The Origin of the Happy Birthday Song
The origin of the song has been disputed over the years, with the lyrics being said to have spontaneously transformed from a very similar, and melodically the same, song entitled ‘Good Morning to All’.
The song ‘Good Morning to All’ was written by the Hill sisters, Patty and Mildred J. Hill in the 1890s and was first published in the songbook Song Stories for the Kindergarten in 1893. It was first used as a simple melody to help teach young children literacy, with the simple verse: ‘Good morning to you, good morning to you, good morning dear children, good morning to all’. But what the Hill sisters did not expect was that the song’s lyrics would be hijacked and that it would gain even more notoriety with the simple switch of ‘good morning’ for ‘happy birthday’.
After many years of unlicensed use, the song Happy Birthday gained popularity while Good Morning to All faded from memory. In an attempt to claim copyright for the altered piece, a different Hill sister, Jessica Hill, copyrighted the specific piano arrangement of the song and melody under music publisher Summy Company in 1935.
The song was then passed down through company acquisition and restructuring. Summy Company acquired CC Birchard & Company in 1957, to become Summy-Birchard Company. Later the company re-named itself Birch Tree Group Limited in the 1970s and then was later bought by Warner/Chappell Music in 1988 for $25 million. The copyright of the song and the collection of royalties was now in the hands of Warner/Chappell.
The 2013-2015 Lawsuit
For almost 23 years Warner/Chappell’s rights over the song went unquestioned. As has been previously mentioned, advertisers, filmmakers and even restaurants avoided using the song due to the heavy licensing fees.
But all of that changed when documentary filmmaker Jennifer Nelson filed a lawsuit against Warner/Chappell. Nelson was preparing a documentary on the history of the song and had been asked to pay $1500 in licensing fees to Warner/Chappell. Nelson had previously come across a research paper by American law professor Robert Brauneis, whose 2010 research argued that the song was not under copyright, and if it was it was only ‘a specific piano arrangement’.
Based on the research, and in what the media reported as a groundbreaking case, the US district Judge George H. King declared in September 2015 that Warner/Chappell did not have copyright over the lyrics or melody to the song. The song was therefore ‘effectively in public domain’ and free for use.

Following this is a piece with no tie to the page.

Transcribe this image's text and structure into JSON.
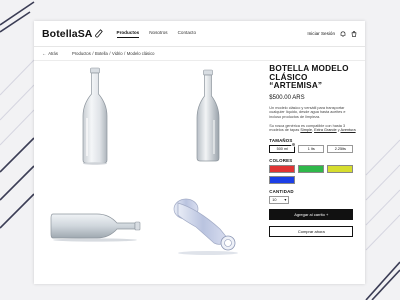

Further Cases and Appeal of Warner/Chappell
While this outcome rings like a success for people hoping to license the song for free, the future of the case still remains uncertain. At the moment Warner/Chappell is not commenting on the case, but there are reports that they are lodging an appeal. For Warner/Chappell the original copyright was set to stand until 2030 in the US and it has been estimated by The Hollywood Reporter that the September 2015 ruling will lose the company $30 million in gathered licensing fees.

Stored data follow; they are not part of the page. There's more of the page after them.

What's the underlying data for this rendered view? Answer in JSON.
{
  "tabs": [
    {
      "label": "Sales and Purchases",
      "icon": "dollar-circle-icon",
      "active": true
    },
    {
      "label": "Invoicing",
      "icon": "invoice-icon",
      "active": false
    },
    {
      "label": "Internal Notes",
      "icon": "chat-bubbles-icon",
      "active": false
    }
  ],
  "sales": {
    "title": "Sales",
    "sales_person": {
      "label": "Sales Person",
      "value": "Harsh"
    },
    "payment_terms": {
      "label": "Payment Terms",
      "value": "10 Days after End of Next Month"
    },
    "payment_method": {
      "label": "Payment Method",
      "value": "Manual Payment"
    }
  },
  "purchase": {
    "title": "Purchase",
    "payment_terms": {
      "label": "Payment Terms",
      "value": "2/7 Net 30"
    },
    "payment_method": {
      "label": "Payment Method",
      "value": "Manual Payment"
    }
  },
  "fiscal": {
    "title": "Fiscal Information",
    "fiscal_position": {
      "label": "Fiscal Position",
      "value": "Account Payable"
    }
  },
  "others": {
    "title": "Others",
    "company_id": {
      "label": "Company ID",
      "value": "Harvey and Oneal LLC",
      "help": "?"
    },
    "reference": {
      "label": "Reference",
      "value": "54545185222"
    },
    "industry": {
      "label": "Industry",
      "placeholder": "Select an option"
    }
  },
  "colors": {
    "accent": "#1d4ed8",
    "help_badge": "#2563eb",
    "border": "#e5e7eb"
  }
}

Furthermore, it is uncertain whether Warner/Chappell will be forced to pay back licensing fees for past royalty claims, costing the company even more in unexpected damages.
Finally, it is not just the music-publishing giant that is said to be losing out on the royalties. In November 2015, another defendant of the copyright stepped forward, the charity, the Association for Childhood Education International (ACEI). According to Music Business Worldwide, ACEI were given rights to the Happy Birthday song when they became beneficiaries of Jessica Hill’s estate upon her death. They claim that they earn up to a third of the revenue on licensing fees of Happy Birthday, and that if the song were to become public domain, its work as a charity would no longer be able to function.
The 2015 judge ruling may have brought the legal issue of Happy Birthday to the forefront of the media’s attention, but the case of Happy Birthday appears to be far from over, and it will be interesting to see how Warner/Chappell’s appeal will be lodged.